Conveniently for the UCP, this returns the target back to the texts that the right-wing pressure groups were demanding they ban in the first place. The UCP cites Gender Queer by Maia Kobabe, Fun Home by Alison Bechdel, Blankets by Craig Thompson and Flamer by Mike Curato as examples of what they want kept away from children.

But Nicolaides may have to return to the drawing-board again if that’s his goal. According to the new ministerial order, only visual depictions of “sexual acts” are banned, which the ministerial order defines as not including 

“an activity or action that is not distinctly sexual in nature, such as physical contact related to medical conditions, examinations or treatment, actions or activities related to biological functions or processes like puberty, menstruation, pregnancy or breastfeeding, or actions or activities that may be related to sexual acts, such as kissing or handholding.”

By that definition, even the texts on the activist-supplied target list don’t all qualify to be banned. And as political scientist Duane Bratt pointed out online, those texts weren’t broadly available in elementary schools, as Nicolaides had claimed to justify his policy—for the most part they were only available in middle or high schools, and even usually only used as texts in literature study classes, which the ministerial order specifically sets aside as allowed.

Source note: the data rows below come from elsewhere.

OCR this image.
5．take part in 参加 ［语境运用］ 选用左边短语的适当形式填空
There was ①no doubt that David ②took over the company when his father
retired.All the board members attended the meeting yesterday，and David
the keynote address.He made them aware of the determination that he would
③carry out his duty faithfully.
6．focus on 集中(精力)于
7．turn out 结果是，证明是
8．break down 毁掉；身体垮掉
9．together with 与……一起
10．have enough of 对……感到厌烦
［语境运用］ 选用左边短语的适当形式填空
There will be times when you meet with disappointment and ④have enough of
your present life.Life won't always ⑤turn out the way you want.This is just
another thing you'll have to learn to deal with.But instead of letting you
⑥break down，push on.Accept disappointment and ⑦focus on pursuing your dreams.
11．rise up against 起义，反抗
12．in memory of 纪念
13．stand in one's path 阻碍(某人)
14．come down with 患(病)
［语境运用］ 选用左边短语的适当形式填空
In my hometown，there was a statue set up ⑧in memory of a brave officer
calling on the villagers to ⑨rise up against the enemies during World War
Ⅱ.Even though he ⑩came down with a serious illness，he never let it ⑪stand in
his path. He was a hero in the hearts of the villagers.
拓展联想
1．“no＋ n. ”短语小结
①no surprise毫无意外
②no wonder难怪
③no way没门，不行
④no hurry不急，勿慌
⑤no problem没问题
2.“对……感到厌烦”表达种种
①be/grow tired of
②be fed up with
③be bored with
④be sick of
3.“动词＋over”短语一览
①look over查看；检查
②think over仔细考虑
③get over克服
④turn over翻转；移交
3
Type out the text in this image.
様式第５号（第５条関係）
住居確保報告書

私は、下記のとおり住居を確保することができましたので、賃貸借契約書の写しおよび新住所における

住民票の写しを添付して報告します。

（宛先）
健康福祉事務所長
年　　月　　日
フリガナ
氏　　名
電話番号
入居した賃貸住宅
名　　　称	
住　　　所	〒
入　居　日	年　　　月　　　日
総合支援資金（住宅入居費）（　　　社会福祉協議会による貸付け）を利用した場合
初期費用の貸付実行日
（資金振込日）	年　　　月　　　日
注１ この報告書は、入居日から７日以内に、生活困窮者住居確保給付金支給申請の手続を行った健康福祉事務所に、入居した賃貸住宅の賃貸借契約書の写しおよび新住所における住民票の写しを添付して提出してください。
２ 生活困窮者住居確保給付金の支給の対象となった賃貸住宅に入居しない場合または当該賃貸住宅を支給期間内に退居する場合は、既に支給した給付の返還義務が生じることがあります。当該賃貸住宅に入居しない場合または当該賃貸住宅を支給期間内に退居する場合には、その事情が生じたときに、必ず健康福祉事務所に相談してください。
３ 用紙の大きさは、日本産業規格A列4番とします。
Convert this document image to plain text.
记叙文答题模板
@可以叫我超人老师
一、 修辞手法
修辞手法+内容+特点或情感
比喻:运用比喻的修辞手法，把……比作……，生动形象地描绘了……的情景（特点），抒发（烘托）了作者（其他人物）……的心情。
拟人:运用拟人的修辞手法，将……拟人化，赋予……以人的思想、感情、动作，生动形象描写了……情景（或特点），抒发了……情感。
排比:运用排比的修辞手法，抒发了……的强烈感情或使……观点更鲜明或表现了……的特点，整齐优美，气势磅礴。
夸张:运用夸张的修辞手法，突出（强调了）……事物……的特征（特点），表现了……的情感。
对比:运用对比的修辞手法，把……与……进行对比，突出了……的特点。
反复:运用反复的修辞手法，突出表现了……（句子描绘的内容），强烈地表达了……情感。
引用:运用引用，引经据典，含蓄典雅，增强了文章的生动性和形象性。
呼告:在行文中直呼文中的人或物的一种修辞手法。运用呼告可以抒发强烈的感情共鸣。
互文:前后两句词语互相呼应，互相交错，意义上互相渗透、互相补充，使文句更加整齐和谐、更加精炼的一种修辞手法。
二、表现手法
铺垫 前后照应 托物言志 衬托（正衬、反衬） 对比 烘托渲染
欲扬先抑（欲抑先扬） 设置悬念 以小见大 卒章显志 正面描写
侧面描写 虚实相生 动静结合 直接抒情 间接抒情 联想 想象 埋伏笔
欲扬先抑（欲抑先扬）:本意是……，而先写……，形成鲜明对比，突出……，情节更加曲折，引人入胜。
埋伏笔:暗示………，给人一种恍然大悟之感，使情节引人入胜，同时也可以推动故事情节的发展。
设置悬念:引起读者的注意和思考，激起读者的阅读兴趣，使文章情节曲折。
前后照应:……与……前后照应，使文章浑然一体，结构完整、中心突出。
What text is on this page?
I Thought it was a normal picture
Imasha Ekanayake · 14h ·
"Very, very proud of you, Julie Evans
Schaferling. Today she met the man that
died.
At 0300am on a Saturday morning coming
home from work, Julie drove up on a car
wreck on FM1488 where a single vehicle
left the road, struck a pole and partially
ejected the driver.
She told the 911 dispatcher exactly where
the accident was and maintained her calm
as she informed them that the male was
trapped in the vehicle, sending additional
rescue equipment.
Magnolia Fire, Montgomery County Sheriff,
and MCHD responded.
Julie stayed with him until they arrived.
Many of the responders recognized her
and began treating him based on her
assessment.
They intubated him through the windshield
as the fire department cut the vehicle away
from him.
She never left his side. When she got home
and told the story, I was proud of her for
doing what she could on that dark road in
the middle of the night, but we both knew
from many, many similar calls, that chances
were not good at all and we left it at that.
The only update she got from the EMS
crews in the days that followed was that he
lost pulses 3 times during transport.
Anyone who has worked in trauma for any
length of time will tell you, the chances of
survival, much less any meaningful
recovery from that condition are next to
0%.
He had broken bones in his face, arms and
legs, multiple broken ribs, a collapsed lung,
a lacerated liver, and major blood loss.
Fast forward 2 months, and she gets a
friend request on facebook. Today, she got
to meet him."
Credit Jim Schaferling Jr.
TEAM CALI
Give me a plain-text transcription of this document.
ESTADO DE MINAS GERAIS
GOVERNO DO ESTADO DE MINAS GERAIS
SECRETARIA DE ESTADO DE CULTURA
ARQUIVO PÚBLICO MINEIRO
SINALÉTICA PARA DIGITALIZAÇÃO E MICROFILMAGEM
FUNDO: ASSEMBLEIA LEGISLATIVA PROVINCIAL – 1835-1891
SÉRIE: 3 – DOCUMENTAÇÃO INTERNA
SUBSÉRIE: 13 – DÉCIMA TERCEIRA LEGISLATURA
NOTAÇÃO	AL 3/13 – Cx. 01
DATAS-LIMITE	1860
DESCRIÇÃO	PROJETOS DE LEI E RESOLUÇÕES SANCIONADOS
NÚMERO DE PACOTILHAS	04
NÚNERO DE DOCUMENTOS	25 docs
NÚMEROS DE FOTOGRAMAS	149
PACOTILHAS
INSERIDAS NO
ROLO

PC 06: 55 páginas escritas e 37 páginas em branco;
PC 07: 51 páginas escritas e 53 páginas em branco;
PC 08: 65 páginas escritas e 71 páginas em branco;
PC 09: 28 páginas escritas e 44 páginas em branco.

All of this adds up to a present situation that’s unlikely to satisfy anyone. The activists in the UCP base pushing for the book bans aren’t getting what they want, and outside of that set, banning books at all is deeply unpopular.

The enforcement date for the ban has been pushed back to January 6th. Expect more campaigning on it from the UCP, and perhaps another attempt at a revision from Nicolaides, before we get there.